The final part of the film really does have a point that extends from what came before, but I just don’t quite get invested in it like I do the first two-thirds of the film. The late introduction of Red Jr. as a new character to invest in, even if he’s ultimately a vessel through which Maher is able to express the ultimate form of his own beliefs, doesn’t work as well as it probably should. His conflict at the annulled marriage kind of comes out of nowhere very quickly after his introduction as a young adult. The basic point is Maher’s overall goodness and dedication to the military as well as his adopted country, which the episode feeds, but it relies on a bunch of new stuff coming in late that it doesn’t work overall as well as it should. It makes me wish that the movie had ended Maher’s reminiscences around the end of WWI, finding the point there rather than needing to establish a bunch of new stuff decades later.

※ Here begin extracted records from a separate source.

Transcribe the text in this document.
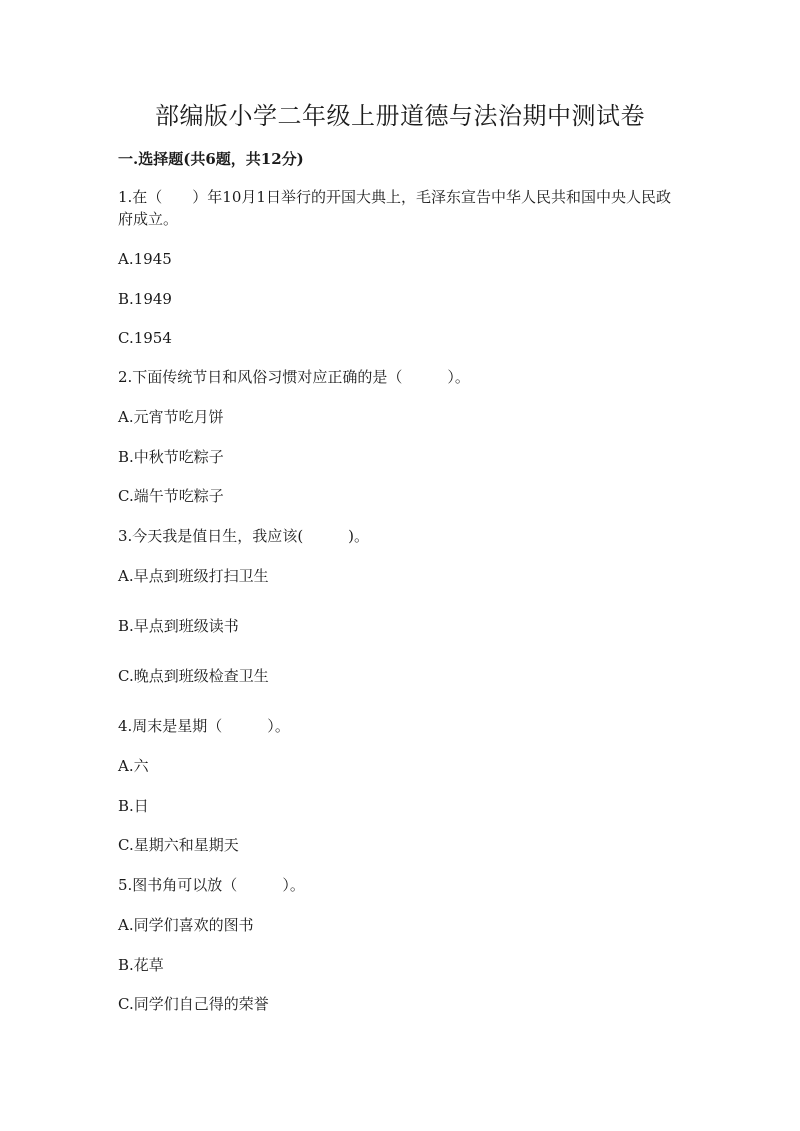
部编版小学二年级上册道德与法治期中测试卷
一.选择题(共6题，共12分)
1.在（　　）年10月1日举行的开国大典上，毛泽东宣告中华人民共和国中央人民政府成立。
A.1945
B.1949
C.1954
2.下面传统节日和风俗习惯对应正确的是（　　　）。
A.元宵节吃月饼
B.中秋节吃粽子
C.端午节吃粽子
3.今天我是值日生，我应该(　　　)。
A.早点到班级打扫卫生
B.早点到班级读书
C.晚点到班级检查卫生
4.周末是星期（　　　）。
A.六
B.日
C.星期六和星期天
5.图书角可以放（　　　）。
A.同学们喜欢的图书
B.花草
C.同学们自己得的荣誉
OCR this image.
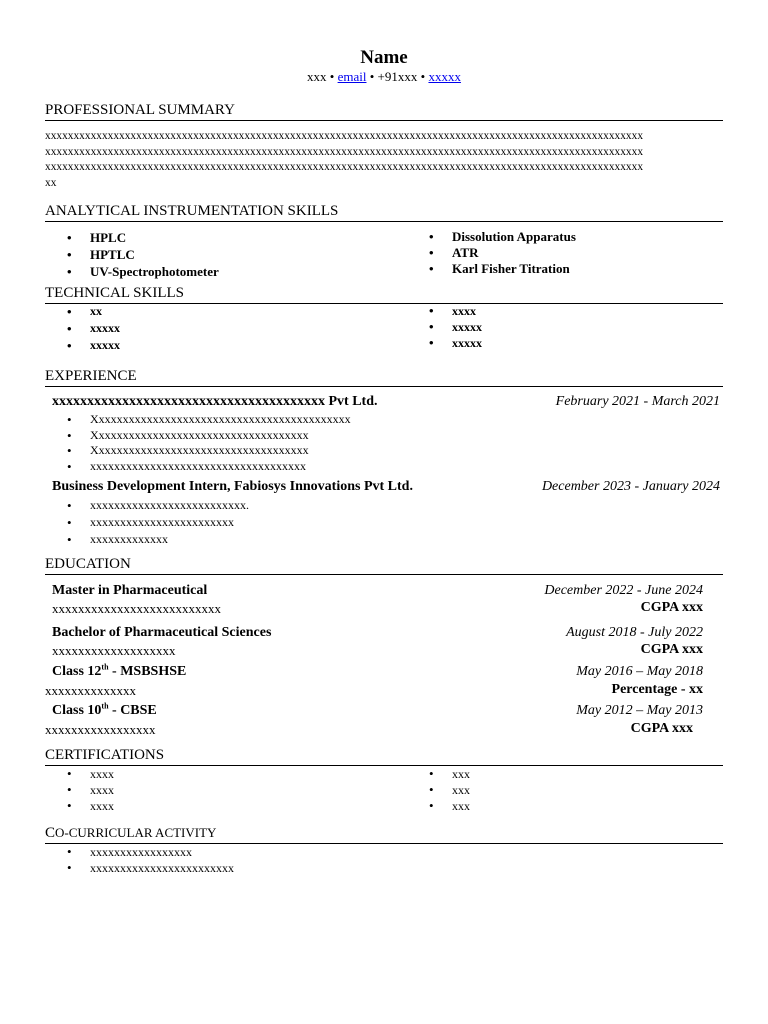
Name
xxx • email • +91xxx • xxxxx
PROFESSIONAL SUMMARY
xxxxxxxxxxxxxxxxxxxxxxxxxxxxxxxxxxxxxxxxxxxxxxxxxxxxxxxxxxxxxxxxxxxxxxxxxxxxxxxxxxxxxxxxxxxxxxxxxxxxxxxxx
xxxxxxxxxxxxxxxxxxxxxxxxxxxxxxxxxxxxxxxxxxxxxxxxxxxxxxxxxxxxxxxxxxxxxxxxxxxxxxxxxxxxxxxxxxxxxxxxxxxxxxxxx
xxxxxxxxxxxxxxxxxxxxxxxxxxxxxxxxxxxxxxxxxxxxxxxxxxxxxxxxxxxxxxxxxxxxxxxxxxxxxxxxxxxxxxxxxxxxxxxxxxxxxxxxx
xx
ANALYTICAL INSTRUMENTATION SKILLS
• HPLC
• HPTLC
• UV-Spectrophotometer
• Dissolution Apparatus
• ATR
• Karl Fisher Titration
TECHNICAL SKILLS
• xx
• xxxxx
• xxxxx
• xxxx
• xxxxx
• xxxxx
EXPERIENCE
xxxxxxxxxxxxxxxxxxxxxxxxxxxxxxxxxxxxxxx Pvt Ltd.	February 2021 - March 2021
• Xxxxxxxxxxxxxxxxxxxxxxxxxxxxxxxxxxxxxxxxxxx
• Xxxxxxxxxxxxxxxxxxxxxxxxxxxxxxxxxxxx
• Xxxxxxxxxxxxxxxxxxxxxxxxxxxxxxxxxxxx
• xxxxxxxxxxxxxxxxxxxxxxxxxxxxxxxxxxxx
Business Development Intern, Fabiosys Innovations Pvt Ltd.	December 2023 - January 2024
• xxxxxxxxxxxxxxxxxxxxxxxxxx.
• xxxxxxxxxxxxxxxxxxxxxxxx
• xxxxxxxxxxxxx
EDUCATION
Master in Pharmaceutical	December 2022 - June 2024
xxxxxxxxxxxxxxxxxxxxxxxxxx	CGPA xxx
Bachelor of Pharmaceutical Sciences	August 2018 - July 2022
xxxxxxxxxxxxxxxxxxx	CGPA xxx
Class 12th - MSBSHSE	May 2016 – May 2018
xxxxxxxxxxxxxx	Percentage - xx
Class 10th - CBSE	May 2012 – May 2013
xxxxxxxxxxxxxxxxx	CGPA xxx
CERTIFICATIONS
• xxxx
• xxxx
• xxxx
• xxx
• xxx
• xxx
CO-CURRICULAR ACTIVITY
• xxxxxxxxxxxxxxxxx
• xxxxxxxxxxxxxxxxxxxxxxxx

Power is the center of the whole film, taking Maher from a young man to an elderly member of the faculty able to get dinner at the White House. He’s a thoroughly good guy who is dedicated to God, country, and his family. O’Hara is essentially played Mary Kate from The Quiet Man again, especially near the beginning when she’s most dominant. The rest of the supporting cast is solidly good as well. This was also Ford’s first film made in a widescreen scope format, and he doesn’t often seem to know what to do with the sudden extra space off to the sides, frequently just having his pair of characters conversing in the center of the frame with empty space surrounding them for no discernable reason.
It’s a nice film with a very warm heart, a tribute to a good man who served his country as best as he could, helping generations of Army officers.